If you move the employeeinfo table to the left side of the join, or replace the employee table w/ the employeeinfo table, you should get the results you want.
In your query, you LEFT OUTER JOIN to the tblappointment table, but then you INNER JOIN to the tblthreatment and tblappointments tables.
You should try and structure your query in the order that you expect data to be there. Then in most simple queries, once you perform an OUTER join, most tables after that will be an OUTER join. This is by NO MEANS a rule and complex queries can vary, but in the marjority of simple queries its a good practice.
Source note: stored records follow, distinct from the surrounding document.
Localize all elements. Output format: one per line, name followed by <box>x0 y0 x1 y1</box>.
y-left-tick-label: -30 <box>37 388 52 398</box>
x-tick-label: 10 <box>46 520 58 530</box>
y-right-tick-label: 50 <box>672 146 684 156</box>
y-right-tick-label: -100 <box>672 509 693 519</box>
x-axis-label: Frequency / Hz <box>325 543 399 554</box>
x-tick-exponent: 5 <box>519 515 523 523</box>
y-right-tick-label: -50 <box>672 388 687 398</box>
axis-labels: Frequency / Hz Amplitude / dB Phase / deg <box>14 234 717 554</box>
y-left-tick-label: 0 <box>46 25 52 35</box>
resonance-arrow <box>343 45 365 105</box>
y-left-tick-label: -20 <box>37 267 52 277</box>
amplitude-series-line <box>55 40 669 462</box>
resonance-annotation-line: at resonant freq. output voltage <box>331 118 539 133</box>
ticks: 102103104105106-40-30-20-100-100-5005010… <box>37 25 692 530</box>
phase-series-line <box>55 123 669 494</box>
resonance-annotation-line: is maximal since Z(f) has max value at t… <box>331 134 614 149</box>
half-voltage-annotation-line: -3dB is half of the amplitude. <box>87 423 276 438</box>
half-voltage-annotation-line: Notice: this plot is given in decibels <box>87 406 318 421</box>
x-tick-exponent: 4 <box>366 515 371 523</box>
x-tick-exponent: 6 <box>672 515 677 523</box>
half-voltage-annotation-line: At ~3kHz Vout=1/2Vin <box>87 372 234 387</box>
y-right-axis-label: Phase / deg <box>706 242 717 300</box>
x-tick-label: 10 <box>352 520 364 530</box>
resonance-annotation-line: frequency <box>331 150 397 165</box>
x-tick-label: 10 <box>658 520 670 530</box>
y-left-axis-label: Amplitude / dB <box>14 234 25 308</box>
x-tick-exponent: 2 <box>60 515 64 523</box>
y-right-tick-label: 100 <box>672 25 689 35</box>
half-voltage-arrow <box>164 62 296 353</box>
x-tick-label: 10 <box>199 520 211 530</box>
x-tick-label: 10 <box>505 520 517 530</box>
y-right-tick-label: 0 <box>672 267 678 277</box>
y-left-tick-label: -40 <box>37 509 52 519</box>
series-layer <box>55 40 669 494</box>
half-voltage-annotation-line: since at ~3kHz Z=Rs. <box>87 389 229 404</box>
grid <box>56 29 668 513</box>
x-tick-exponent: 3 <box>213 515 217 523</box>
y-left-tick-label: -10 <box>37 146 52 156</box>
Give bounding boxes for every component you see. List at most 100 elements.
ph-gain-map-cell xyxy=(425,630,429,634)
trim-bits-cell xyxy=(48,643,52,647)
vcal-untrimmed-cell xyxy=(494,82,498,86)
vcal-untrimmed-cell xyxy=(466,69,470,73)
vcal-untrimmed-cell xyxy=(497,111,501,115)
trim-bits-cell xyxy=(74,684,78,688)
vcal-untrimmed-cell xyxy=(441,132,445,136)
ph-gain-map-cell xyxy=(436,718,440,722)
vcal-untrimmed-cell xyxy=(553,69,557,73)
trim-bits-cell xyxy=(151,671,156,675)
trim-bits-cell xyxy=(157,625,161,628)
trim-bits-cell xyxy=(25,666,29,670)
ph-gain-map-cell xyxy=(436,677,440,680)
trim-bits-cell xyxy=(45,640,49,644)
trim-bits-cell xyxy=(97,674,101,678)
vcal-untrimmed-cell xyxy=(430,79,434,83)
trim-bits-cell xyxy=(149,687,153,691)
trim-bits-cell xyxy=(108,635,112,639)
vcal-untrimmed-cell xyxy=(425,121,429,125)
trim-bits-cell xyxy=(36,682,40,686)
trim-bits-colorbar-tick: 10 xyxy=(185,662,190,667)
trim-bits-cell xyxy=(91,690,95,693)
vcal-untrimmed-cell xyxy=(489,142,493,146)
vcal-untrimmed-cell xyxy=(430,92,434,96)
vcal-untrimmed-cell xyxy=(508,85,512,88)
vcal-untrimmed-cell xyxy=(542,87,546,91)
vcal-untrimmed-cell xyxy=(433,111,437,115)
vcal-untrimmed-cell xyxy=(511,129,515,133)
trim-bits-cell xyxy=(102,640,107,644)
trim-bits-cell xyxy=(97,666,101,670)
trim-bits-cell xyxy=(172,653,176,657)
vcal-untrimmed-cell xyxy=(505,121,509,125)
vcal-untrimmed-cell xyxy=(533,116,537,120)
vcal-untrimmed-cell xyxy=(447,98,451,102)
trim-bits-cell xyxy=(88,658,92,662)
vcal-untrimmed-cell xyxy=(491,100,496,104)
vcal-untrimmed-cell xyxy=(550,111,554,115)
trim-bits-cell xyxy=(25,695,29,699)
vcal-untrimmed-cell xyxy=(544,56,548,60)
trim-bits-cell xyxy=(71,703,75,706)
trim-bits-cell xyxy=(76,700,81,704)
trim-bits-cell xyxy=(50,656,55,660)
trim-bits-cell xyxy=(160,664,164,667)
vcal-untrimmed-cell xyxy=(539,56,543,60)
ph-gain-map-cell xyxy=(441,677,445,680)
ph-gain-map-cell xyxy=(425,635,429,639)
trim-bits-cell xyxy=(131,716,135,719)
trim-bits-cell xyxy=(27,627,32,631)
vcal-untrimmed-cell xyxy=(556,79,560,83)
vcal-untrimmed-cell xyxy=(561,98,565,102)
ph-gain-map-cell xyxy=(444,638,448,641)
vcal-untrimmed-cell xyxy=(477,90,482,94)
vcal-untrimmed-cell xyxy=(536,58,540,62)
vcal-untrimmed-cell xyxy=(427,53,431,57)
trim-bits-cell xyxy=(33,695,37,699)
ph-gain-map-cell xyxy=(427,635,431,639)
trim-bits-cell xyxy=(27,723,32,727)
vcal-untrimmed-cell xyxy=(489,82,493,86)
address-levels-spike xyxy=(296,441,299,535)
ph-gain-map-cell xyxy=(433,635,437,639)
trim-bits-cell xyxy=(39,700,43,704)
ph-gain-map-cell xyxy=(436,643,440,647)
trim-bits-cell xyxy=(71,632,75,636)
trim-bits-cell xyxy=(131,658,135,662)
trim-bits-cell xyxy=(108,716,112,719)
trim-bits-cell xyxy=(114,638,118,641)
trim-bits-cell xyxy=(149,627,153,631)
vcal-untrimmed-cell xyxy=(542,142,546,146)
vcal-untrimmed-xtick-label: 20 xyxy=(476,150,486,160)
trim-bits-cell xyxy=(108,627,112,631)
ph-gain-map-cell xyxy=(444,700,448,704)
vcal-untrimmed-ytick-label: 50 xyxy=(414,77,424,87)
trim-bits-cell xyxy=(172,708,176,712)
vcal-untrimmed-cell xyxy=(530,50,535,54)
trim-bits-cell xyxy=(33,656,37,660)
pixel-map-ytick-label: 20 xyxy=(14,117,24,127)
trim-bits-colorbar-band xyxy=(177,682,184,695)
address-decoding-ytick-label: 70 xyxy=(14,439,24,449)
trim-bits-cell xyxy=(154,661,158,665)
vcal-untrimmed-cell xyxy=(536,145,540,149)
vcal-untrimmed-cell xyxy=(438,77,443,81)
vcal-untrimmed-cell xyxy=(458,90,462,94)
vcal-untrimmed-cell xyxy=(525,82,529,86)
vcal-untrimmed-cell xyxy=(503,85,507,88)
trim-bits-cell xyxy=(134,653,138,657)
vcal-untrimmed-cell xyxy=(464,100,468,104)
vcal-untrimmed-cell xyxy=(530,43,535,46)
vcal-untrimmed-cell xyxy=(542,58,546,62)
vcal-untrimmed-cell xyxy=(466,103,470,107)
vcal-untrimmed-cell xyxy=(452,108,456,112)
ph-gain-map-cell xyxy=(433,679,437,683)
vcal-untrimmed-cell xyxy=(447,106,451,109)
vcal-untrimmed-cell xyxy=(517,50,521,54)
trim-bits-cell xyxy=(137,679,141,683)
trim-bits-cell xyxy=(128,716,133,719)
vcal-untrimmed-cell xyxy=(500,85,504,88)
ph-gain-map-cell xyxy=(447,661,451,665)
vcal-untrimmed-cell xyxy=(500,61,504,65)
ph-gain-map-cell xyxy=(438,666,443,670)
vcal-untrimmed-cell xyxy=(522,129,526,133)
Try something like this for your query.
SELECT
TA.id,
TEI.displayname,
TA.threatment_id,
TTS.appointment_date
FROM
tblemployee AS TE
INNER Join
tblemployeeinfo AS TEI
ON
TEI.employeeinfoid = TE.employeeinfoid
LEFT OUTER Join
tblappointment AS TA
ON
TE.employeeid = TA.employee_id
LEFT OUTER JOIN
tblthreatment AS T
ON
TA.threatment_id = T.threatmentid
LEFT OUTER JOIN
tblappointments AS TTS
ON
TTS.id = TA.appointments_id
AND
TTS.appointment_date = '2009-09-28'
LEFT OUTER JOIN
tblcustomercard AS TCC
ON
TCC.customercardid = TTS.customercard_id
WHERE
TE.employeeid = 4
The issue is that the way you're joining (most of everything is joining to your left outer-joined table) whenever you're joining off of that, if the value in the outer joined table is nothing, there is nothing for the other fields to join to. Try to re-adjust your query so everything is joining off of your employeeID. I normally use left joined tables after I've limited everything down as much as possible with inner joins.
So my query would be something like:
SELECT
TA.id,
TEI.displayname,
TA.threatment_id,
TTS.appointment_date
FROM
tblemployee AS TE
INNER Join tblemployeeinfo AS TEI ON TEI.employeeinfoid = TE.employeeinfoid
Inner Join tblthreatment AS T ON TA.threatment_id = T.threatmentid
Inner Join tblappointments AS TTS ON TTS.id = TA.appointments_id AND
TTS.appointment_date = '2009-09-28'
Inner Join tblcustomercard AS TCC ON TCC.customercardid = TTS.customercard_id
LEFT OUTER Join tblappointment AS TA ON TE.employeeid = TA.employee_id
WHERE
TE.employeeid = 4
where the last outer join just gives me one column worth of information, not using it all to join more things onto. For speed, you also want to try to limit your information down as fast as possible with your first few inner joins, and then you do the outer joins last to join possible null values on to the smallest dataset you can. I hope this helps, if it's confusing, I'm sorry... I haven't had my caffeine yet.
The query is performing as it should.
A left out join will select all records from one table, join them with the records in another, and produce nulls where no records in the second table are found that match the join condition.
If you're looking for a separate behavior, you may want to think about two separate queries.